I would be lying if I didn’t say that the ego’s fiercest attraction to the belief in death did not come to my thought persistently and vehemently. I was actively dismissing each distressing thought and replacing them with Truth. The morning’s session was our End of Death book study with Nouk Sanchez, and we were reading about the absolute nothingness of death and that Life is eternal and infinite. Of most importance, however, was the reminder that it is the guilt in our own mind that reacts to images of sickness or death as real. Since God did not create either of them, they don’t exist. If I think I see images of death and react to them as real, this is the guilt in my mind, stemming from the belief that I am separate from God. I saw it very clearly that if I knew my own innocence without any doubt, the image and sounds of the piglet could not move me at all. I would behold a perfect pig as I look right past and through the false report. Out of my love for this animal, I began deeply accepting the Atonement for myself. claiming my innate innocence as a child of God, as well as that of the piglet. Around the half hour mark, I felt a lift of the seeming burden.

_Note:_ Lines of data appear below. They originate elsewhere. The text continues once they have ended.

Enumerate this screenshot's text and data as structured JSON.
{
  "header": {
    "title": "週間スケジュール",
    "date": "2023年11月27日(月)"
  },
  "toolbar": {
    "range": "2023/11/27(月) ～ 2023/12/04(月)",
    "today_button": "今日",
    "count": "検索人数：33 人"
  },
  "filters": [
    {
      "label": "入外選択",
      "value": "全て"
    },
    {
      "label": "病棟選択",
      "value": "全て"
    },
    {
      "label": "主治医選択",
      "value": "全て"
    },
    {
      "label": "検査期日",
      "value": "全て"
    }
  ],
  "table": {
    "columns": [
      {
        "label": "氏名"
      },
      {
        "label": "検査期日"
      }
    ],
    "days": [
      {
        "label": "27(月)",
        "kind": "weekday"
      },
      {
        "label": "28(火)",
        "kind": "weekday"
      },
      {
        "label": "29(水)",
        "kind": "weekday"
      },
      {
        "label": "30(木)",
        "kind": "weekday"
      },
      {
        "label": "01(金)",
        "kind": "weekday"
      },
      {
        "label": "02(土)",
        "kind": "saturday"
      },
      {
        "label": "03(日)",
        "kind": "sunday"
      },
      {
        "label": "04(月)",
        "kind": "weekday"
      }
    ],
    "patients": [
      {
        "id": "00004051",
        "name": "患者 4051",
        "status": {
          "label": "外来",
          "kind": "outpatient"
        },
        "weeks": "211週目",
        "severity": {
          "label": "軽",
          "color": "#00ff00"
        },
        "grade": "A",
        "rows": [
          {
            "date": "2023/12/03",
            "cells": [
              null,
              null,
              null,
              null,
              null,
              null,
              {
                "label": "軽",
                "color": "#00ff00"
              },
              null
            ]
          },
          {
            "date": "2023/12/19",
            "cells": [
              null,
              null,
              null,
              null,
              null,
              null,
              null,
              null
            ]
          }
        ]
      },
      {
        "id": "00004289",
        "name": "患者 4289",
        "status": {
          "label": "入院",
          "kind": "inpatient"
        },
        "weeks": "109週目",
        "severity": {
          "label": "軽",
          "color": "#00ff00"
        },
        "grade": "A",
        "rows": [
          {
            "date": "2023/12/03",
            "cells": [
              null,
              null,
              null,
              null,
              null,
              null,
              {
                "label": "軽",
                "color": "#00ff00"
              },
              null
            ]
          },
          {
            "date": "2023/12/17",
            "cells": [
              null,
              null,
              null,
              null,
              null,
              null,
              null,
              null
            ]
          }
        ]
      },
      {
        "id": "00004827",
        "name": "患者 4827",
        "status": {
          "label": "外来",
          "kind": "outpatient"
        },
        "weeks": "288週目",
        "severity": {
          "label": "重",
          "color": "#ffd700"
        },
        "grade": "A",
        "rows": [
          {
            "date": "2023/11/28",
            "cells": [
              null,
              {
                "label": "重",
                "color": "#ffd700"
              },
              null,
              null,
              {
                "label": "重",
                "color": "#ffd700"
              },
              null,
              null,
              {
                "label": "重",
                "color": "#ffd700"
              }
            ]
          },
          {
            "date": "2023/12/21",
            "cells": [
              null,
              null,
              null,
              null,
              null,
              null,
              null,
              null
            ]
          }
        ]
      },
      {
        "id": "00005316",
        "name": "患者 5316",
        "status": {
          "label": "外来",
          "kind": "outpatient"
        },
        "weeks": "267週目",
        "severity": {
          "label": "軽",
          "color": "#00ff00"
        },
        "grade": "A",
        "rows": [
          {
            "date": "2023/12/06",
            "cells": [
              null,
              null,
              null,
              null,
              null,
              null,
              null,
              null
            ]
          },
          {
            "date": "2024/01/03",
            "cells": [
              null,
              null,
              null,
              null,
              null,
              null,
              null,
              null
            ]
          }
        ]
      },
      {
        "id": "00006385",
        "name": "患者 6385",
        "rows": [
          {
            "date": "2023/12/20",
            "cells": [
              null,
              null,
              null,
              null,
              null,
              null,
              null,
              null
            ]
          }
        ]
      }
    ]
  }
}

I was able to give my full attention to the online session, which lasted two hours without checking on the pig. When the session ended, I went outside and kneeled down in front of her. She was alive and her eyes were open. She looked at me, and then, for the first time since I had her, she stood up! I shrieked with joy and told her how wonderful she is. She then showed interest in her breakfast (oatmeal with apple sauce stirred in with a dash of cinnamon) and began eating heartily. I was rejoicing and giving thanks with each bite she took. I named her “Gracie” right then and there.
I am so grateful to God and the teachings of A Course in Miracles, and to Nouk Sanchez for the End of Death teachings. I am thrilled to report that in two days’ time she was back to her perfect piggy self and has been returned to her siblings on the farm.